Crew members are not entitled to any consumable allowances.
Can I bring personal medication under the duty-free allowance?
Travellers may import their personal medicaments provided they are in possession of authorised letter from the medical doctor.
Handmade articles for commercial purposes
Apart from penitentiary or prison-made goods, travellers from the South African Customs Union (SACU) or the Southern African Development Community (SADC) member states are allowed to bring into South Africa handmade articles of leather, wood, plastic, or glass if the goods do not exceed 25 kg in total, without the payment of duties and taxes.
Over and above the duty-free allowance, you may choose to pay customs duty at a flat-rate of 20% on goods which you acquired abroad or in any duty-free shop.
The total value of these additional goods, new or used, may not exceed R20 000 per person or R2000 for crew members.
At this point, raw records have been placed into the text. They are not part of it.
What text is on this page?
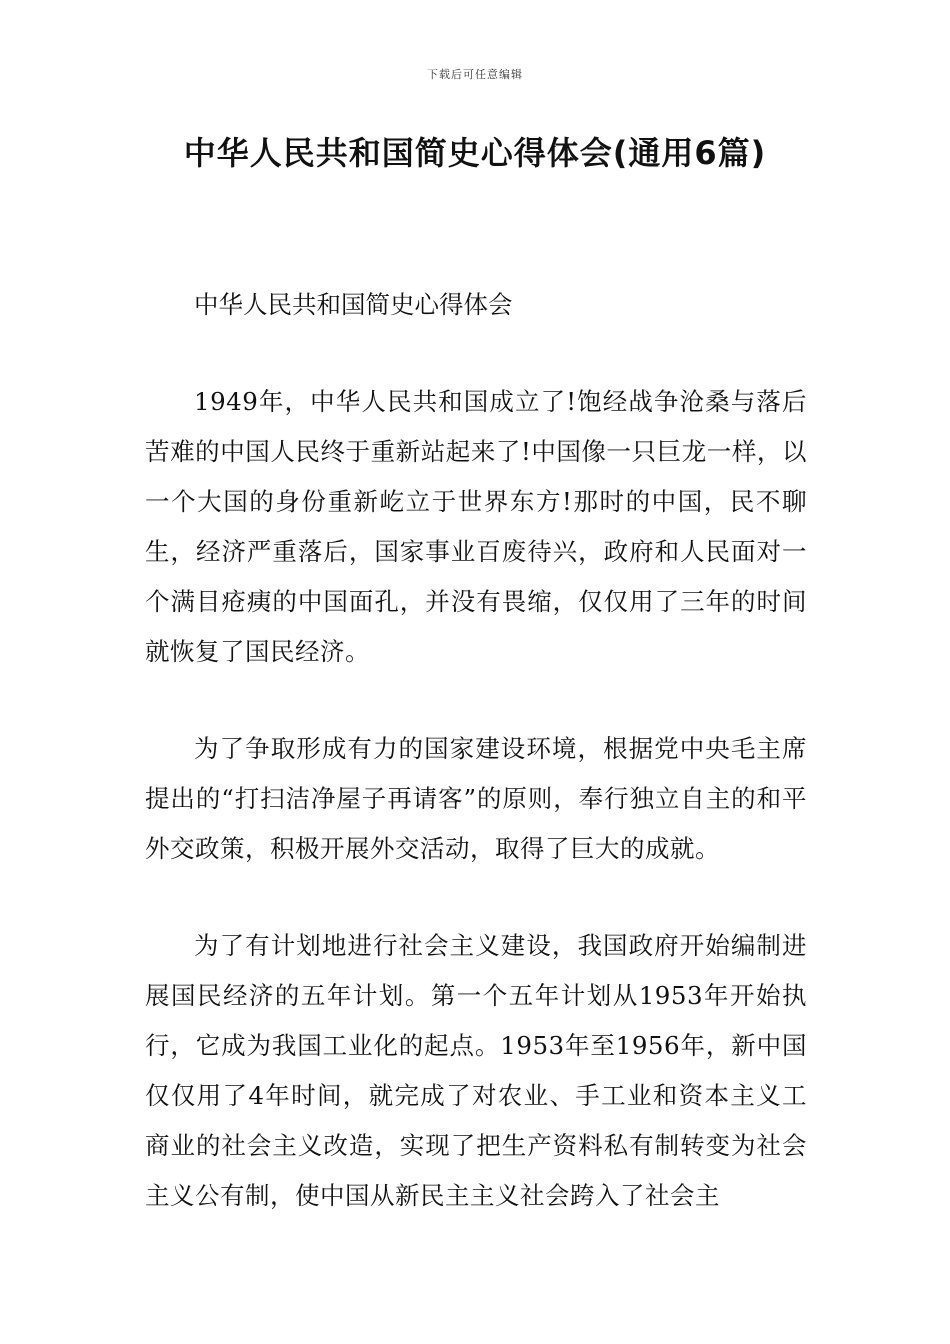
下载后可任意编辑
中华人民共和国简史心得体会(通用6篇)

中华人民共和国简史心得体会

1949年，中华人民共和国成立了!饱经战争沧桑与落后苦难的中国人民终于重新站起来了!中国像一只巨龙一样，以一个大国的身份重新屹立于世界东方!那时的中国，民不聊生，经济严重落后，国家事业百废待兴，政府和人民面对一个满目疮痍的中国面孔，并没有畏缩，仅仅用了三年的时间就恢复了国民经济。

为了争取形成有力的国家建设环境，根据党中央毛主席提出的“打扫洁净屋子再请客”的原则，奉行独立自主的和平外交政策，积极开展外交活动，取得了巨大的成就。

为了有计划地进行社会主义建设，我国政府开始编制进展国民经济的五年计划。第一个五年计划从1953年开始执行，它成为我国工业化的起点。1953年至1956年，新中国仅仅用了4年时间，就完成了对农业、手工业和资本主义工商业的社会主义改造，实现了把生产资料私有制转变为社会主义公有制，使中国从新民主主义社会跨入了社会主
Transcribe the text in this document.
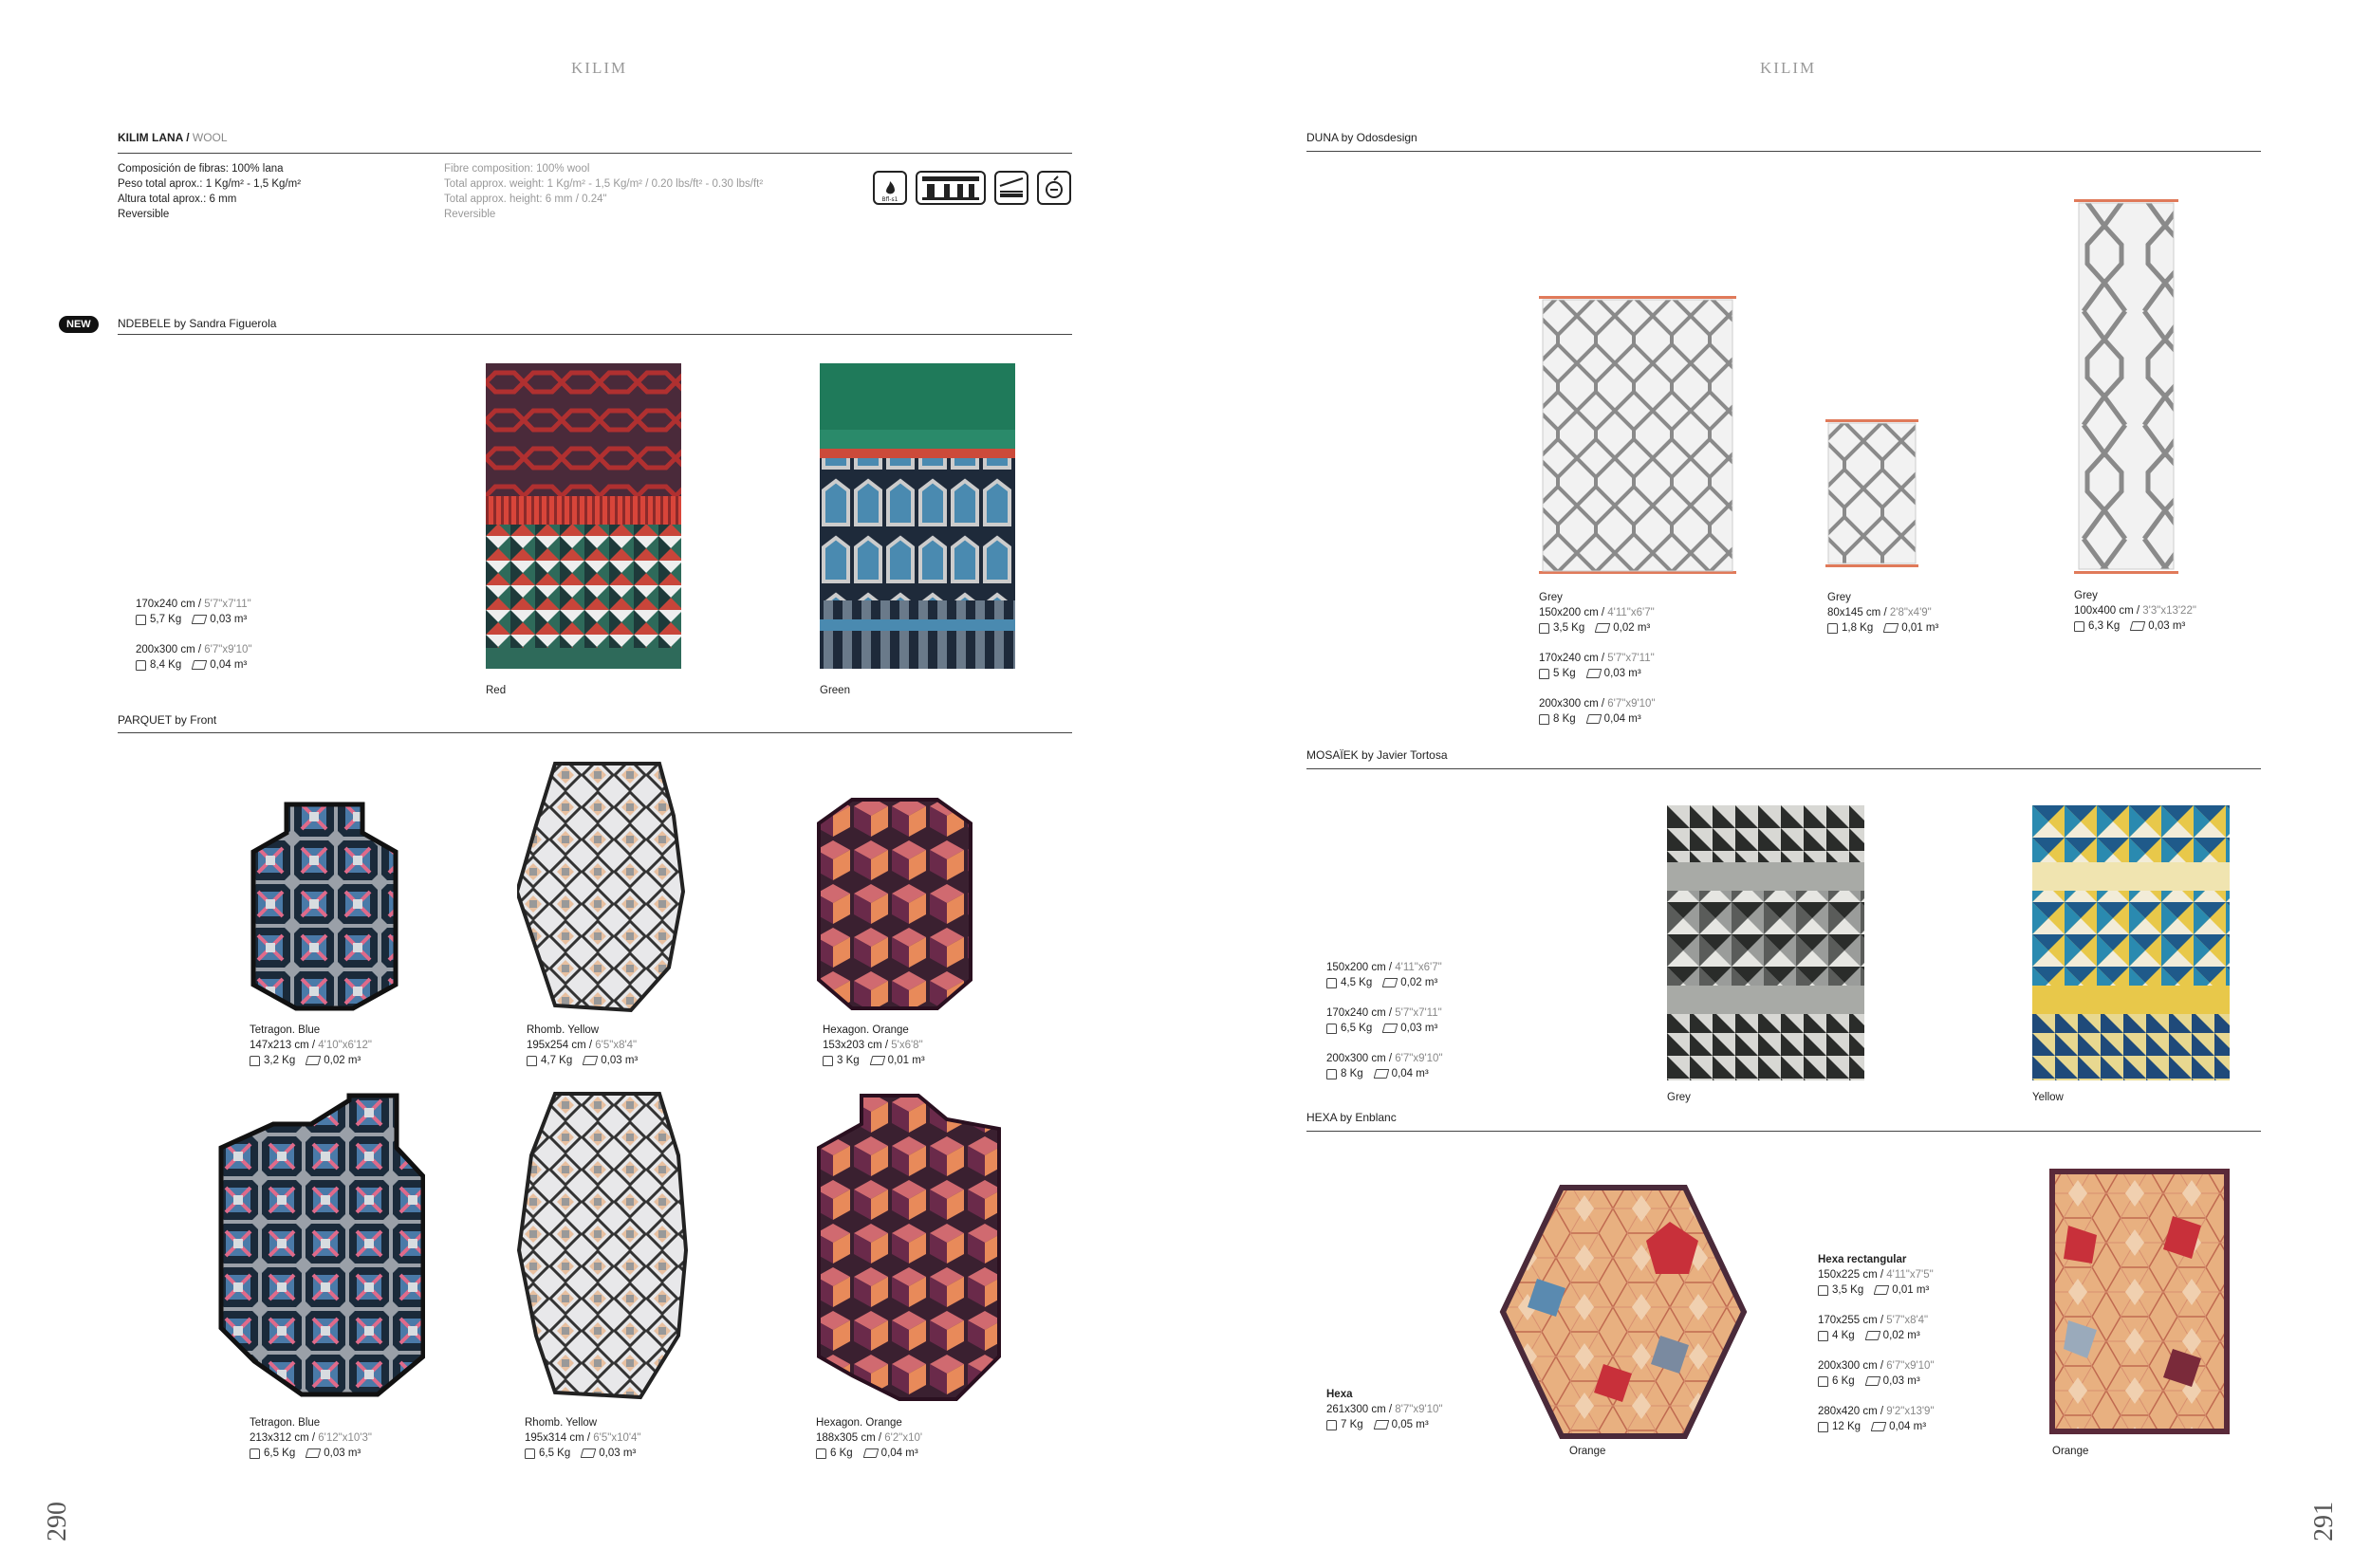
KILIM
290
KILIM LANA / WOOL
Composición de fibras: 100% lana
Peso total aprox.: 1 Kg/m² - 1,5 Kg/m²
Altura total aprox.: 6 mm
Reversible
Fibre composition: 100% wool
Total approx. weight: 1 Kg/m² - 1,5 Kg/m² / 0.20 lbs/ft² - 0.30 lbs/ft²
Total approx. height: 6 mm / 0.24"
Reversible
Bfl-s1
NEW	NDEBELE by Sandra Figuerola
170x240 cm / 5'7"x7'11"
5,7 Kg	0,03 m³
200x300 cm / 6'7"x9'10"
8,4 Kg	0,04 m³
Red	Green
PARQUET by Front
Tetragon. Blue
147x213 cm / 4'10"x6'12"
3,2 Kg	0,02 m³
Rhomb. Yellow
195x254 cm / 6'5"x8'4"
4,7 Kg	0,03 m³
Hexagon. Orange
153x203 cm / 5'x6'8"
3 Kg	0,01 m³
Tetragon. Blue
213x312 cm / 6'12"x10'3"
6,5 Kg	0,03 m³
Rhomb. Yellow
195x314 cm / 6'5"x10'4"
6,5 Kg	0,03 m³
Hexagon. Orange
188x305 cm / 6'2"x10'
6 Kg	0,04 m³
KILIM
291
DUNA by Odosdesign
Grey
150x200 cm / 4'11"x6'7"
3,5 Kg	0,02 m³
170x240 cm / 5'7"x7'11"
5 Kg	0,03 m³
200x300 cm / 6'7"x9'10"
8 Kg	0,04 m³
Grey
80x145 cm / 2'8"x4'9"
1,8 Kg	0,01 m³
Grey
100x400 cm / 3'3"x13'22"
6,3 Kg	0,03 m³
MOSAÏEK by Javier Tortosa
150x200 cm / 4'11"x6'7"
4,5 Kg	0,02 m³
170x240 cm / 5'7"x7'11"
6,5 Kg	0,03 m³
200x300 cm / 6'7"x9'10"
8 Kg	0,04 m³
Grey	Yellow
HEXA by Enblanc
Orange
Hexa
261x300 cm / 8'7"x9'10"
7 Kg	0,05 m³
Hexa rectangular
150x225 cm / 4'11"x7'5"
3,5 Kg	0,01 m³
170x255 cm / 5'7"x8'4"
4 Kg	0,02 m³
200x300 cm / 6'7"x9'10"
6 Kg	0,03 m³
280x420 cm / 9'2"x13'9"
12 Kg	0,04 m³
Orange
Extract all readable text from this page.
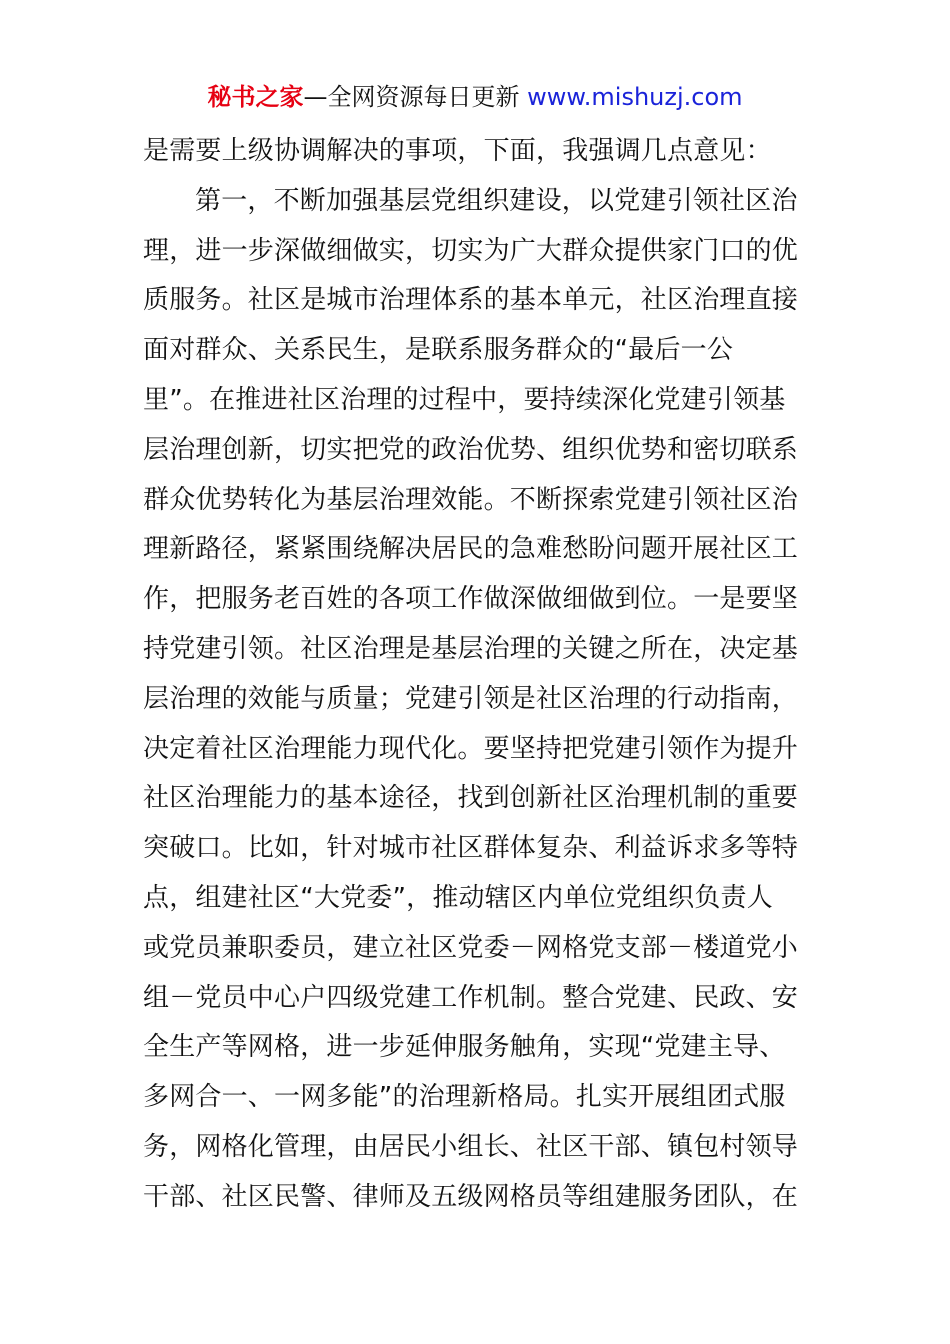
秘书之家—全网资源每日更新 www.mishuzj.com
是需要上级协调解决的事项，下面，我强调几点意见：
第一，不断加强基层党组织建设，以党建引领社区治
理，进一步深做细做实，切实为广大群众提供家门口的优
质服务。社区是城市治理体系的基本单元，社区治理直接
面对群众、关系民生，是联系服务群众的“最后一公
里”。在推进社区治理的过程中，要持续深化党建引领基
层治理创新，切实把党的政治优势、组织优势和密切联系
群众优势转化为基层治理效能。不断探索党建引领社区治
理新路径，紧紧围绕解决居民的急难愁盼问题开展社区工
作，把服务老百姓的各项工作做深做细做到位。一是要坚
持党建引领。社区治理是基层治理的关键之所在，决定基
层治理的效能与质量；党建引领是社区治理的行动指南，
决定着社区治理能力现代化。要坚持把党建引领作为提升
社区治理能力的基本途径，找到创新社区治理机制的重要
突破口。比如，针对城市社区群体复杂、利益诉求多等特
点，组建社区“大党委”，推动辖区内单位党组织负责人
或党员兼职委员，建立社区党委－网格党支部－楼道党小
组－党员中心户四级党建工作机制。整合党建、民政、安
全生产等网格，进一步延伸服务触角，实现“党建主导、
多网合一、一网多能”的治理新格局。扎实开展组团式服
务，网格化管理，由居民小组长、社区干部、镇包村领导
干部、社区民警、律师及五级网格员等组建服务团队，在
Flat-rate goods are also exempted from payment of VAT. Should the value of the additional goods in question exceed R20 000 or should you decide not to make use of this facility, the flat-rate assessment falls away and the appropriate rates of duty and VAT must be assessed and paid on each individual item.
It should be kept in mind that in certain cases goods may be liable to rates of customs duty in excess of 20%; others could be subject to lower rates, while some goods may be free of duty. In addition, 15% value-added tax will be payable on the added-tax value (ATV) of goods assessed by tariff. It must, however, be noted that the application of this provision is subject to the total value of goods declared under the entire rebate item not exceeding R25 000. In other words, all consumables, the duty-free allowance of R5000 and the items to be assessed on the flat rate must in value not exceed R25 000. The flat rate allowance will be granted an unlimited number of times during the 30-day cycle after an absence of 48 hours or more from the country provided the goods do not exceed R20 000.
Customs duties and taxes are payable in South African Rand. Payment can be made in cash, by debit or credit card. Travellers must ensure a receipt is issued for payment of applicable duties and VAT on goods in their possession.
Customs as part of risk-based approach may require travellers to lodge surety (deposit) to cover the potential duty/tax on goods temporarily imported into South Africa. Such surety amount is refundable on re-export of such goods after customs verification process.